祇園会の事、当年に於いては、まず榊を以て執行せらるるの段、先度書奉り成さるの上は、毎度甚略せしむ、神事専らにすべきの旨、重ねて相触れ諸役は、其の節遂げられるるべし、もし異儀に及ぶの輩有らば注進に随て厳科に処せらるるべきの由、仰せ出だされそうろうなり、よって執達件のごとし、
明応九(一五〇〇) 五月三十日 当社執行御房 清房 在判 元行 在判
祇園会の事、御榊を以て執行の儀、先例無きの段申入れそうろうと雖も、神事退転然るべからざるの間、非例たると雖も、其の節とげらるるべきの旨、度々仰せらるるの上は、縦ひ日吉祭礼遅怠有ると雖も、当社の儀に於いては厳密に下知を加え、神事に専らにせらるべし、もし難渋の族有るらば、一段御成敗有るべきの由仰せ出されそうろうなり、よって執達のごとし
明応九(一五〇〇) 六月一日 当社執行御房 清房在判 元行在判
『大乗院社寺雑事記』・六月八日条 「三社神輿は新造か」→神輿は完成していた!
室町幕府は応仁の乱により停止していた祇園会再興を目指すも神輿の新調が間に合わないのであろうか、榊をもって神輿の代わりにしてでも執行せよと祇園社社務執行に命じている。日付を見ると、同じような命令が何度もだされ、神輿渡御の六日前にも出されていることがわかる。

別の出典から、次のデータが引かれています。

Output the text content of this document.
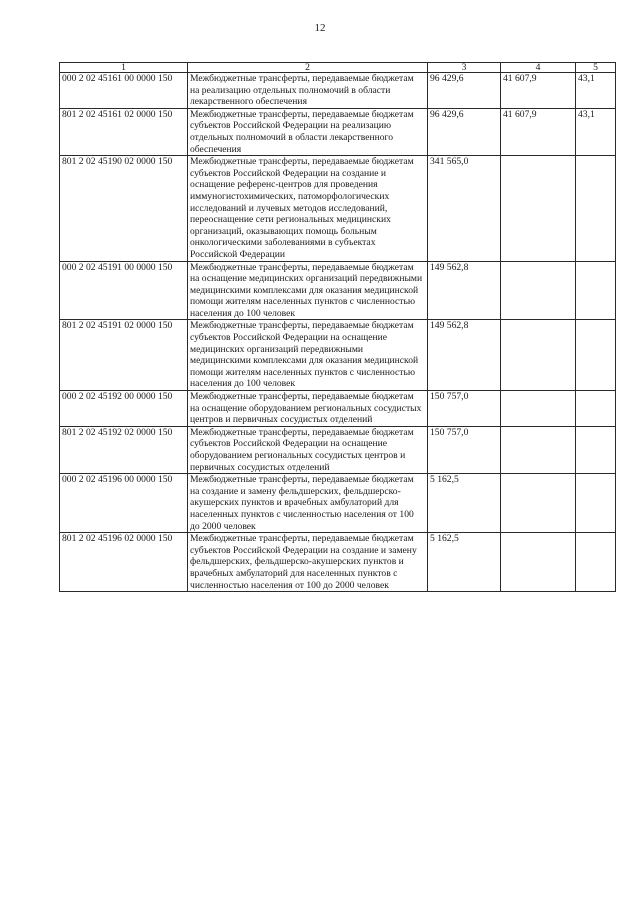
12
1	2	3	4	5
000 2 02 45161 00 0000 150	Межбюджетные трансферты, передаваемые бюджетам на реализацию отдельных полномочий в области лекарственного обеспечения	96 429,6	41 607,9	43,1
801 2 02 45161 02 0000 150	Межбюджетные трансферты, передаваемые бюджетам субъектов Российской Федерации на реализацию отдельных полномочий в области лекарственного обеспечения	96 429,6	41 607,9	43,1
801 2 02 45190 02 0000 150	Межбюджетные трансферты, передаваемые бюджетам субъектов Российской Федерации на создание и оснащение референс-центров для проведения иммуногистохимических, патоморфологических исследований и лучевых методов исследований, переоснащение сети региональных медицинских организаций, оказывающих помощь больным онкологическими заболеваниями в субъектах Российской Федерации	341 565,0		
000 2 02 45191 00 0000 150	Межбюджетные трансферты, передаваемые бюджетам на оснащение медицинских организаций передвижными медицинскими комплексами для оказания медицинской помощи жителям населенных пунктов с численностью населения до 100 человек	149 562,8		
801 2 02 45191 02 0000 150	Межбюджетные трансферты, передаваемые бюджетам субъектов Российской Федерации на оснащение медицинских организаций передвижными медицинскими комплексами для оказания медицинской помощи жителям населенных пунктов с численностью населения до 100 человек	149 562,8		
000 2 02 45192 00 0000 150	Межбюджетные трансферты, передаваемые бюджетам на оснащение оборудованием региональных сосудистых центров и первичных сосудистых отделений	150 757,0		
801 2 02 45192 02 0000 150	Межбюджетные трансферты, передаваемые бюджетам субъектов Российской Федерации на оснащение оборудованием региональных сосудистых центров и первичных сосудистых отделений	150 757,0		
000 2 02 45196 00 0000 150	Межбюджетные трансферты, передаваемые бюджетам на создание и замену фельдшерских, фельдшерско-акушерских пунктов и врачебных амбулаторий для населенных пунктов с численностью населения от 100 до 2000 человек	5 162,5		
801 2 02 45196 02 0000 150	Межбюджетные трансферты, передаваемые бюджетам субъектов Российской Федерации на создание и замену фельдшерских, фельдшерско-акушерских пунктов и врачебных амбулаторий для населенных пунктов с численностью населения от 100 до 2000 человек	5 162,5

上記のように仲林権禰宜より、祇園社記にある室町幕府からの通達文を資料として頂いている。神輿の新調が間に合わなくても榊を以て代行する様にとの文である。
只、最後の文で三社神輿が新造になり祇園御霊会が再興になったことが分かる。昨年は祇園祭創始千百五十年の記念すべき年となり賑々しくお祭を催行させて頂いたが、今年はこれである。しかしこの資料の如く、八坂の神々を鴨川を渡し市中に送る祭の本義を貫くことこそ我々の使命であろう。
「神籬」に遷霊し17日はお旅所へ、24日はお旅所から中御座の渡御順路を神社まで還幸する。7月1日からの神事も関係団体にて粛々と勤めていくことになる。
この一ヶ月は東山の麓から市中に至る迄深く静かな祈りの月となる、祭の始原、始まりの始まりだ。